Ask any one of us. So many dark days we had spent under the trees, never wandering, never lost, yet lacking everything except that one direction that made our going possible. Ask anyone. Some nights I’m sure I touched it, our destination. (Try it on the tongue: the place that has been destined.) I’d wake to screaming—not my own, but rather like a polyethylene bag being zipped up, the kind I used to use, in my old life, when our EMT team’s efforts at revival had finally failed. Was I the one inside? No, it was more like being zippered out, expelled, prevented from re-entering that sac of sleep that a moment before had sealed me like a caul. Also, like falling: clutching at shards of light that shrieked across my fingers, only resolving slowly to the nakedness and stink that I lay down in.

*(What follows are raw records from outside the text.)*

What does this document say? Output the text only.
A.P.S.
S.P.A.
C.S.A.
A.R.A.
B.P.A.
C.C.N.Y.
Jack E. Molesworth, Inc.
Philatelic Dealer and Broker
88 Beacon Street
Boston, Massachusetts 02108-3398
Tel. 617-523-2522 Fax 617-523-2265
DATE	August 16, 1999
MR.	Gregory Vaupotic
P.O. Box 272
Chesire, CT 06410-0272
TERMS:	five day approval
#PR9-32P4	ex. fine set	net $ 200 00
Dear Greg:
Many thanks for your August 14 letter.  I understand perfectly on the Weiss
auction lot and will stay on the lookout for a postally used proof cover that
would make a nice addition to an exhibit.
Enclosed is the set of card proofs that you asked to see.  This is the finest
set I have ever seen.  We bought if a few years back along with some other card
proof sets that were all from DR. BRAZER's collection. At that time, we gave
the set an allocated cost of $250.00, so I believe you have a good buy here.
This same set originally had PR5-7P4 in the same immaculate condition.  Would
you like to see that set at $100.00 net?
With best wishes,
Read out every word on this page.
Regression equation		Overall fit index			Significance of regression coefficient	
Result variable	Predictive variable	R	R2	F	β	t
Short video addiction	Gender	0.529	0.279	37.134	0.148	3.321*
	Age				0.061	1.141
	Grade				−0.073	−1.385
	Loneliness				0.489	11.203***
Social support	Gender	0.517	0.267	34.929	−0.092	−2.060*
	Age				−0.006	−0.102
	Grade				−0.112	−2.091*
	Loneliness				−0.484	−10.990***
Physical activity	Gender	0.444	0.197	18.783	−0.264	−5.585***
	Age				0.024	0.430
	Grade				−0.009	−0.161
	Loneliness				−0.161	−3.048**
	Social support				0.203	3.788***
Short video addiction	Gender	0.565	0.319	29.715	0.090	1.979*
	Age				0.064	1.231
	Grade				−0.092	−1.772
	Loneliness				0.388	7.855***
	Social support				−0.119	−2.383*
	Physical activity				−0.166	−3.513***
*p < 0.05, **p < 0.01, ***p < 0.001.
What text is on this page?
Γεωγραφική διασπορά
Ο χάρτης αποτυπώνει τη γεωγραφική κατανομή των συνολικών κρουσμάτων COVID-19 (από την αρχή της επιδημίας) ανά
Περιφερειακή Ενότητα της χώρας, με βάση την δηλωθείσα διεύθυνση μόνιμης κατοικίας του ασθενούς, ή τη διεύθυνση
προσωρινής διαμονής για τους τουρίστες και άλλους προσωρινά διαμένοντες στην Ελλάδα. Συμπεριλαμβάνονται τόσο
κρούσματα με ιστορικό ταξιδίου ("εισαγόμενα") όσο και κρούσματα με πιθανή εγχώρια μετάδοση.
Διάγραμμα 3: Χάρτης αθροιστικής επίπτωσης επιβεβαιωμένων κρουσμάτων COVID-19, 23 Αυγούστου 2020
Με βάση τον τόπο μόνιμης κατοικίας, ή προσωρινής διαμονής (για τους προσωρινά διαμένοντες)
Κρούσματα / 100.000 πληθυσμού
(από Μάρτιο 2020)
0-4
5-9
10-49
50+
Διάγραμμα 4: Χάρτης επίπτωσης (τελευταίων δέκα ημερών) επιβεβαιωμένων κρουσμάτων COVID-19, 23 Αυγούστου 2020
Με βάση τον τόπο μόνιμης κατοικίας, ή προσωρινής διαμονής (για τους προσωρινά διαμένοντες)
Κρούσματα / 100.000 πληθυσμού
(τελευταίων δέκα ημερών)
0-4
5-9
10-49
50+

It was like being with a woman, almost—something I remembered, that I from time to time still dreamed of, even desired. As when the soul, turned briefly out of doors, is left to make its blind way home to the body’s walls, there to live once more, pressing its ear to the cold stones, and waiting. For good or ill, you had gained something. That cicatrice ringing the heart, like notches on the prison wall, that sharp sweet spoor. Hence, no doubt, our silences. Hence that shameful tenderness with which each cupped, within, some promise like a flame. Each of us was helmeted with hope.

And so we all expected something other than our own voices returning to us across the silver water: “See! See!” What was there to see? The lake kept its counsel. Its edges fluttered like lace, blurring its placid ring. When someone skipped a stone across the surface, no one breathed—not for all the time it took the ripples to make their way to us, radiant from the signals of his trespass. We half expected lightning to strike him dead. (Our glass was still half full.) Not two weeks later, the better part of us, the stone-skipper among them, had melted back in the forest. Who could blame them? Curiosity itself guttered within us. Not even the wish remained to walk around the lake, or set across in boats. The forest on the other side was the same as this one.

And yet, a few stayed on. Inertia, without desire, was enough. We felled trees and raised our bitter shacks, hard by the scree of the lake. When winter came, some took to carving strips of wood, others to singing songs—children’s songs, or songs of men and women. Burrs and fragments of leaves that had fixed themselves, unremarked, to our garments during our journey yielded up their merest filaments to those who turned them over and over in the fire’s patient light. Our days stacked up like crystal panes, focusing time like a lens. 

By “our” I mean “their.” Such amusements did not hold me. It was only when the conspiracy was at its height, cold and water and wind having marshaled their forces to drive an icy pavement across the lake, that I felt moving within myself something like desire. The lake withheld itself by its very presence: gauzed with snow, like the husk of a sleeping mind. And so one morning I arose—and went into the center, and stood where no one stands.